Despite the greater degree of freedom, we get an accuracy score of only 64%.

## 3-layer Neural Network

We take this a step further by adding an additional layer, and similarly review model performance.

In [27]:
min_loss = 1000
best_weights = ()

start = time()

for i in xrange(1000):
    W_1 = np.random.rand(100, 4) * 0.01
    b_1 = np.random.rand(100,) * 0.01
    W_2 = np.random.rand(100, 100) * 0.01
    b_2 = np.random.rand(100,) * 0.01
    W_3 = np.random.rand(2, 100) * 0.01
    b_3 = np.random.rand(2,) * 0.01
    
    scores = []
    loss = 0

    for j in xrange(X_train.shape[0]):
        result = np.dot(W_1, X_train[j]) + b_1
        result = np.dot(W_2, result) + b_2
        result = np.dot(W_3, result) + b_3
        result = softmax(result)
        scores.append(list(result))
        
        label_index = np.argmax(y_train_onehot[j])
        loss += -np.log(result[label_index])
        
    loss = loss / float(X_train.shape[0])
    y_prediction = np.argmax(np.array(scores), axis=1)
    accuracy = np.sum(y_prediction == y_train) / float(len(y_train))          
        
    if loss < min_loss:
        min_loss = loss
        best_weights = (W_1, b_1, W_2, b_2, W_3, b_3)
        print "loss %s accuracy %s loop %s" % (round(loss, 3), round(accuracy, 3), i)

print "\ntime taken %s seconds" % str(time() - start)

loss 0.693 accuracy 0.61 loop 0
loss 0.693 accuracy 0.61 loop 1
loss 0.693 accuracy 0.61 loop 20
loss 0.692 accuracy 0.61 loop 58
loss 0.692 accuracy 0.61 loop 74
loss 0.692 accuracy 0.61 loop 563
loss 0.692 accuracy 0.61 loop 809
loss 0.692 accuracy 0.61 loop 990

time taken 13.771780014 seconds


In [28]:
W_1, b_1, W_2, b_2, W_3, b_3 = best_weights
scores = []

for j in xrange(X_test.shape[0]):
    result = np.dot(W_1, X_test[j]) + b_1
    result = np.dot(W_2, result) + b_2
    result = np.dot(W_3, result) + b_3    
    result = softmax(result)
    scores.append(list(result))
    
y_prediction = np.argmax(np.array(scores), axis=1)
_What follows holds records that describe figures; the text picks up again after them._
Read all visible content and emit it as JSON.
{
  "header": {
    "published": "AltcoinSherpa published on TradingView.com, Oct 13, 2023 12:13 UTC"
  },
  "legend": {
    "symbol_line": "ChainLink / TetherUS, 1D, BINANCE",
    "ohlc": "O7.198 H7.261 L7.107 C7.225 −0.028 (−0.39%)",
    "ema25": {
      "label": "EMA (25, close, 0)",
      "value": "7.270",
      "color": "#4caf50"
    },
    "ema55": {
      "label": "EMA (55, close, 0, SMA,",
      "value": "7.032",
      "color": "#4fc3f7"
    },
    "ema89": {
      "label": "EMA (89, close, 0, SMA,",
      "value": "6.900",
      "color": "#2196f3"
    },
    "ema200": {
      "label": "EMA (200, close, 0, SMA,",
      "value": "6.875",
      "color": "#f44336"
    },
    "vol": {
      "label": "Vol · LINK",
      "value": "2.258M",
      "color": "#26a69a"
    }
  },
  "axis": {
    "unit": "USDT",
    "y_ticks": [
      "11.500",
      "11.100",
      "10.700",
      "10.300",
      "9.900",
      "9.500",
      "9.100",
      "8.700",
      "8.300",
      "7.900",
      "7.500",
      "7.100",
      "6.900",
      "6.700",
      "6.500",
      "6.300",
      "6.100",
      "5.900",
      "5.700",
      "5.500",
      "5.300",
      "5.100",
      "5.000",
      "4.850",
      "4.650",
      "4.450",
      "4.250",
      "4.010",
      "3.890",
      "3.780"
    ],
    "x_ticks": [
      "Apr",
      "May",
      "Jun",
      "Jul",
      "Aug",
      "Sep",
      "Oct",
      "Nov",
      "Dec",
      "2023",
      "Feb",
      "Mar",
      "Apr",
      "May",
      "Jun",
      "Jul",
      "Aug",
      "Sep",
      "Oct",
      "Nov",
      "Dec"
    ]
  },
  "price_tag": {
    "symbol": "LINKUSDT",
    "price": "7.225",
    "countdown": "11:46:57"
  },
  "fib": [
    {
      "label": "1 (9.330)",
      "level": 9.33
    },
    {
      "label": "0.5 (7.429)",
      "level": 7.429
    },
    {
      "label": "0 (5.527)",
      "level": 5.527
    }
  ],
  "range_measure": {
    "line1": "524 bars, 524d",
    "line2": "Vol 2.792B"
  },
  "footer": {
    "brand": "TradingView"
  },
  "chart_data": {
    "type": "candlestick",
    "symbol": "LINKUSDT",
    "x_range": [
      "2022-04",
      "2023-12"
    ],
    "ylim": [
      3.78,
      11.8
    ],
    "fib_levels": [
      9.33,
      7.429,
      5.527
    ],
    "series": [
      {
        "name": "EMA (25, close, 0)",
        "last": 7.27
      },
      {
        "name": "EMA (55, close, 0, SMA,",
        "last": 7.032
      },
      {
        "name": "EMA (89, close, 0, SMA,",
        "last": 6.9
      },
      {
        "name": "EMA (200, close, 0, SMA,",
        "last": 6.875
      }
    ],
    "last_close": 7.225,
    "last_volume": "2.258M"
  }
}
print "accuracy", np.sum(y_prediction == y_test) / float(len(y_test))

accuracy 0.642458100559


We run into the same problem of suboptimal model performance, but this is not unexpected given the simplistic approach taken for illustrative purposes. We look to build on this in the next section by taking a systematic approach to optimizing the weight matrices and biases.